Côté masculin, l’Hercules du baryton-basse Brandon Cedel est solide, doté d’un chant d’une grande franchise, parfois teinté de l’agressivité du personnage, quand il boit avec ses acolytes soldats et bouscule les captives. Il apparaît régulièrement torse nu avec des ailes pour signifier son appartenance au royaume des morts, des ailes noires cependant, qui caractérisent une figure plutôt malfaisante [lire nos chroniques d’A midsummer night's dream à Genève, Don Giovanni, Serse, Les Troyens et De la maison des morts]. En Hyllus, le ténor Moritz Kallenberg varie son style entre mordant dans un chant engagé et passages plus élégiaques en accord avec les douces mélodies, et il sait aussi alterner sentiments doloristes et vindicatifs au cours d’un même air à plusieurs sections [lire nos chronique de Parsifal et de Der Prinz von Homburg]. On apprécie enfin grandement le contre-ténor James Hall en Lichas, sa voix saine et projetée avec une grande ampleur naturelle, d’une belle qualité sur toute son étendue [lire notre chronique d’A midsummer night's dream à Montpellier].
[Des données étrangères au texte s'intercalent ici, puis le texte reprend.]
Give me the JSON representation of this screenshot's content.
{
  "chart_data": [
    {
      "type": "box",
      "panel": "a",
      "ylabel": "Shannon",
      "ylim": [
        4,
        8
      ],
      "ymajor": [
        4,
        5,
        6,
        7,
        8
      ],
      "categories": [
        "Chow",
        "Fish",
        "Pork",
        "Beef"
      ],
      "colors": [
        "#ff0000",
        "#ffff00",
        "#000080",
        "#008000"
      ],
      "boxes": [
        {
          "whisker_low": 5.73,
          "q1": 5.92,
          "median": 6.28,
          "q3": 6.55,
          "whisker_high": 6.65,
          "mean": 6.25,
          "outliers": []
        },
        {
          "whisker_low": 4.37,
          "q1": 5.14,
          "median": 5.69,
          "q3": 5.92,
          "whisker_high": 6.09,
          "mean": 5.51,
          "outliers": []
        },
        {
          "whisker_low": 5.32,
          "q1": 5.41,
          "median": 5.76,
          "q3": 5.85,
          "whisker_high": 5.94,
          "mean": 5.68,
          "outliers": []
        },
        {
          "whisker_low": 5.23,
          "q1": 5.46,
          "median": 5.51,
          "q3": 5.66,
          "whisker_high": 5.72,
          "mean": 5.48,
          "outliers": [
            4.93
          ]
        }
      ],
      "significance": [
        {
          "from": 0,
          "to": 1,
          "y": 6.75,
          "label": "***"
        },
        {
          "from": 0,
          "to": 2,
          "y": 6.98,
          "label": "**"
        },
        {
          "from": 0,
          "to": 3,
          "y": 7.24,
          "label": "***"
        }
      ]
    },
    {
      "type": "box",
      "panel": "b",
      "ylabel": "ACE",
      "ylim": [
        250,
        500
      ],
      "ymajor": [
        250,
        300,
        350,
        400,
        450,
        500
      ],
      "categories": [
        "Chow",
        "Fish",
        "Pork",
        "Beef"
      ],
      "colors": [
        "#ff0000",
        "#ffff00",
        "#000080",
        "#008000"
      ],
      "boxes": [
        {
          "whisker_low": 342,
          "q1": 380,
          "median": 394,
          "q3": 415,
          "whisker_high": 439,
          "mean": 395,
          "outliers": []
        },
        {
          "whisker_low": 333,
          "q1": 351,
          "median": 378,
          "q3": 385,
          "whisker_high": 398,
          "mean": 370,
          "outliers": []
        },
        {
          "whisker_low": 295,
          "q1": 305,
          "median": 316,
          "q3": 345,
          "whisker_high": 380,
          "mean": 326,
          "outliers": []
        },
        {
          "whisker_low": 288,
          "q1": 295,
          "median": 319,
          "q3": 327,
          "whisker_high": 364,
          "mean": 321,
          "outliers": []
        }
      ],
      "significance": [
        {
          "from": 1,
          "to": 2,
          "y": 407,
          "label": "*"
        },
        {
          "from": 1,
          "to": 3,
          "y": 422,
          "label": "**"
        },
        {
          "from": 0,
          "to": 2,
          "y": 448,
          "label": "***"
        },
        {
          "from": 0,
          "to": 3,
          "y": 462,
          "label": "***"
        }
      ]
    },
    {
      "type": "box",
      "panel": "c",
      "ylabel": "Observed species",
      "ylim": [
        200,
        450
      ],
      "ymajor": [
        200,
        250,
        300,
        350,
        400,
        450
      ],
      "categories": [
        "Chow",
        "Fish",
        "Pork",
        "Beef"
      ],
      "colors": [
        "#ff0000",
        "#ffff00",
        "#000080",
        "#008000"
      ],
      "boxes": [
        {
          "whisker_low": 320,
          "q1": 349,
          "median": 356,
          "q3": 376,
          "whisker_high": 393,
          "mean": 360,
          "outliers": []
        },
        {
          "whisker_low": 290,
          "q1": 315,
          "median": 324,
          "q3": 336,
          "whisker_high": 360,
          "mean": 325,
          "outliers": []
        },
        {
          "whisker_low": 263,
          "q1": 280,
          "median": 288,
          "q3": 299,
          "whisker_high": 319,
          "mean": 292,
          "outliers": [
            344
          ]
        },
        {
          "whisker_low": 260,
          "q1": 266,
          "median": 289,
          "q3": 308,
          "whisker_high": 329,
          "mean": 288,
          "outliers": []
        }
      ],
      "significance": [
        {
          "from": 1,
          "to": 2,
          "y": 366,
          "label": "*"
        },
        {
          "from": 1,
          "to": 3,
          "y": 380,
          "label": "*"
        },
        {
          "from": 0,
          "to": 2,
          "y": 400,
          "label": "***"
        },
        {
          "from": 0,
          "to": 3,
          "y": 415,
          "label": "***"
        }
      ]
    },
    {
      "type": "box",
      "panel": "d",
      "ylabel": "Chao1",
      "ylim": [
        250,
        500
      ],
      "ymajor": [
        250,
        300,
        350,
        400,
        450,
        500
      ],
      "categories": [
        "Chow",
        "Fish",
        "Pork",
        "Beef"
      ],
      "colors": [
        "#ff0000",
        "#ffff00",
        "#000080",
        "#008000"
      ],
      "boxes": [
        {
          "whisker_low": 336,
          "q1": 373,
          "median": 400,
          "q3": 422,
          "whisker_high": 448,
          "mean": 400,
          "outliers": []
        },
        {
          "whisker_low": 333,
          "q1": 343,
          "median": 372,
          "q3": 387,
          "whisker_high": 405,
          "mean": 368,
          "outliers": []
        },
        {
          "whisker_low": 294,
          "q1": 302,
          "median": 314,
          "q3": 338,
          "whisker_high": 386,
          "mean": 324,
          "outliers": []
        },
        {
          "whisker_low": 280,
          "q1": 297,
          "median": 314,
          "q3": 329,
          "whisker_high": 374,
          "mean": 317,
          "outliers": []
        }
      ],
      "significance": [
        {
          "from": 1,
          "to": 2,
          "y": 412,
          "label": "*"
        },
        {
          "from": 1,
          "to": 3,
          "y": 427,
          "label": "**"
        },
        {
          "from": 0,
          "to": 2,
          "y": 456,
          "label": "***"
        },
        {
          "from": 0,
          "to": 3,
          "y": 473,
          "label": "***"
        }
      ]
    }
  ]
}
Très régulièrement sollicités au cours de l’opus, les choristes de l’Händel Festspielchor font un sans-faute, très bien coordonnés même lorsqu’ils sont répartis, par séquences au cours des Actes II et III, de part et d’autre de la salle, cachés derrière des voiles noirs et invisibles du public. Placé à la tête des Deutsche Händel-Solisten, Lars Ulrik Mortensen modèle un beau relief à la musique [lire notre critique de Giulio Cesare in Egitto]. Même dans l’acoustique modérée de la grande salle, les forts contrastes amènent de la diversité au discours orchestral et renforcent les sentiments des solistes, exprimés sur le plateau. Les tempi sont plutôt rapides et les instrumentistes n’en conservent pas moins leur vaillance jusqu’au bout des trois heures de représentation.